I don’t know when, but eventually I realized that these people were living in roughly the space of my living room rug.  Well planned? Yes.  But Brian and I often feel cramped in our 600+ square foot apartment.  A lot of the problem is that we are not clean people.  Our last apartment was 400+ square feet that was always trashed, full of stacks of books and dirty dishes.  In 400+ square feet I would forget to hang up my jacket and the whole house would feel messy, because everywhere I looked there were things out of place.  One trip out of the litter box for the cat and bits of clay were spread over the entire kitchen and into the living room because they were so close together.  That was when we were behaving ourselves.  A single craft project could trash the place for weeks.  It was disheartening.

Besides my inability to be a model housekeeper, I am infamous in the plant world for my black thumb of death.  I kill the kind of plants people tell me are impossible to kill.  Houseplants, you say?  Those don’t have a chance.  I kill cacti.  I kill air plants.  I am sure that I am perfectly able to gain some rudimentary gardening skills (after all, my mother has them).  I’m equally sure that the journey is long and arduous between green reaper and homesteader extraordinaire.

And then there is the conundrum of land itself.  Have you priced land lately?  It’s so expensive!  I suppose we could build the on-wheels type of tiny home and circumnavigate some problems, but we wouldn’t be able to get permits to build anything more permanent until we owned the land.  My B-52 is not possible right now.  Brian and I priced it all out one night and found that it wouldn’t be any cheaper to live in a tiny house when all was said and done.  Maybe it would be cheaper than a mansion on the hill, but it would be about the same as our modest rent in our small apartment.
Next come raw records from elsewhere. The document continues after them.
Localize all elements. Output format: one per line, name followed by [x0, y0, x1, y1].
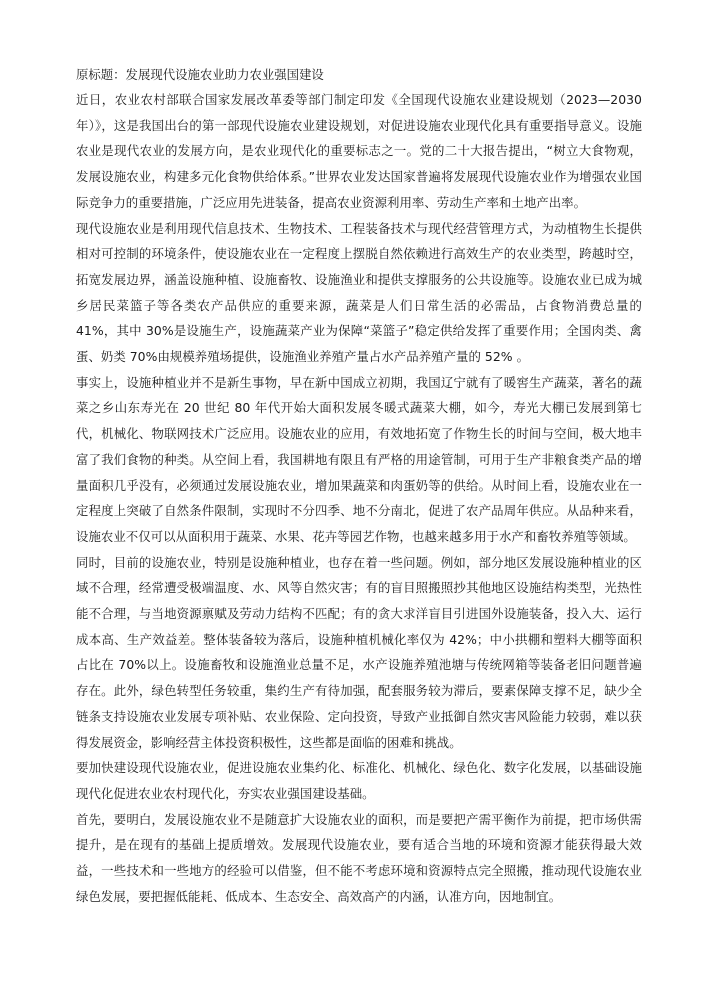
paragraph-2: 现代设施农业是利用现代信息技术、生物技术、工程装备技术与现代经营管理方式，为动植物生长提供相对可控制的环境条件，使设施农业在一定程度上摆脱自然依赖进行高效生产的农业类型，跨越时空，拓宽发展边界，涵盖设施种植、设施畜牧、设施渔业和提供支撑服务的公共设施等。设施农业已成为城乡居民菜篮子等各类农产品供应的重要来源，蔬菜是人们日常生活的必需品，占食物消费总量的 41%，其中 30%是设施生产，设施蔬菜产业为保障“菜篮子”稳定供给发挥了重要作用；全国肉类、禽蛋、奶类 70%由规模养殖场提供，设施渔业养殖产量占水产品养殖产量的 52% 。 [76, 220, 642, 365]
paragraph-4: 同时，目前的设施农业，特别是设施种植业，也存在着一些问题。例如，部分地区发展设施种植业的区域不合理，经常遭受极端温度、水、风等自然灾害；有的盲目照搬照抄其他地区设施结构类型，光热性能不合理，与当地资源禀赋及劳动力结构不匹配；有的贪大求洋盲目引进国外设施装备，投入大、运行成本高、生产效益差。整体装备较为落后，设施种植机械化率仅为 42%；中小拱棚和塑料大棚等面积占比在 70%以上。设施畜牧和设施渔业总量不足，水产设施养殖池塘与传统网箱等装备老旧问题普遍存在。此外，绿色转型任务较重，集约生产有待加强，配套服务较为滞后，要素保障支撑不足，缺少全链条支持设施农业发展专项补贴、农业保险、定向投资，导致产业抵御自然灾害风险能力较弱，难以获得发展资金，影响经营主体投资积极性，这些都是面临的困难和挑战。 [76, 554, 642, 750]
article-title: 原标题：发展现代设施农业助力农业强国建设 [76, 67, 324, 82]
paragraph-1: 近日，农业农村部联合国家发展改革委等部门制定印发《全国现代设施农业建设规划（2023—2030年）》，这是我国出台的第一部现代设施农业建设规划，对促进设施农业现代化具有重要指导意义。设施农业是现代农业的发展方向，是农业现代化的重要标志之一。党的二十大报告提出，“树立大食物观，发展设施农业，构建多元化食物供给体系。”世界农业发达国家普遍将发展现代设施农业作为增强农业国际竞争力的重要措施，广泛应用先进装备，提高农业资源利用率、劳动生产率和土地产出率。 [76, 92, 642, 210]
paragraph-3: 事实上，设施种植业并不是新生事物，早在新中国成立初期，我国辽宁就有了暖窖生产蔬菜，著名的蔬菜之乡山东寿光在 20 世纪 80 年代开始大面积发展冬暖式蔬菜大棚，如今，寿光大棚已发展到第七代，机械化、物联网技术广泛应用。设施农业的应用，有效地拓宽了作物生长的时间与空间，极大地丰富了我们食物的种类。从空间上看，我国耕地有限且有严格的用途管制，可用于生产非粮食类产品的增量面积几乎没有，必须通过发展设施农业，增加果蔬菜和肉蛋奶等的供给。从时间上看，设施农业在一定程度上突破了自然条件限制，实现时不分四季、地不分南北，促进了农产品周年供应。从品种来看，设施农业不仅可以从面积用于蔬菜、水果、花卉等园艺作物，也越来越多用于水产和畜牧养殖等领域。 [76, 374, 642, 544]
paragraph-5: 要加快建设现代设施农业，促进设施农业集约化、标准化、机械化、绿色化、数字化发展，以基础设施现代化促进农业农村现代化，夯实农业强国建设基础。 [76, 760, 642, 801]
article-page [76, 62, 642, 910]
paragraph-6: 首先，要明白，发展设施农业不是随意扩大设施农业的面积，而是要把产需平衡作为前提，把市场供需提升，是在现有的基础上提质增效。发展现代设施农业，要有适合当地的环境和资源才能获得最大效益，一些技术和一些地方的经验可以借鉴，但不能不考虑环境和资源特点完全照搬，推动现代设施农业绿色发展，要把握低能耗、低成本、生态安全、高效高产的内涵，认准方向，因地制宜。 [76, 811, 642, 904]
I realized also, that I really like the things that debt gives me: my elite college education, my glossy white car; the possibility of a beautiful house near orange groves with plenty of room for our family to grow.  I want Netflix, and a Target within 20 minutes of the house.  I want to be able to pick up dinner on the way home.  I can have a corgi like the one in all the blogs I follow online.  We can take pictures of them and Photoshop foam weapons into their little paws and make them run, their little stumpy legs bounding.  I can schlep groceries in my little green fiat.  I can start with not killing tomatoes, or something, and work my way up to a whole garden.  I can remember how much a loathe to quilt.

We made an offer on a house in Redlands.  The house is a block from the university on a cul-de-sac and the yard is big and weedy.  There is a vast and beautiful orange grove just three blocks away.  The house is also big at 1700 square feet.  I will have 3 toilets to pee in, if I want to.  The kitchen is HUGE.  It’s wonderful; everything I ever wanted and never thought I would get.  But here I am, the champion of enough and no more, jumping on the biggest house I can afford.  That surprised me.  It made me realize (again) that the stories I tell myself about who I am are often bunk.

But there is something about that house (that cozy, cozy house) that makes me want to cuddle up in front of the fireplace on a rainy day, and live the Tiny House Brand, semi-rural life with plenty of elbow room to spare.  Brian has already drawn up plans for our vegetable garden.  If everything goes through as it’s supposed to, I expect to be a very happy debt ridden lady.

Cross your fingers for us, okay?  We still have a lot of inspections and negotiations to go through.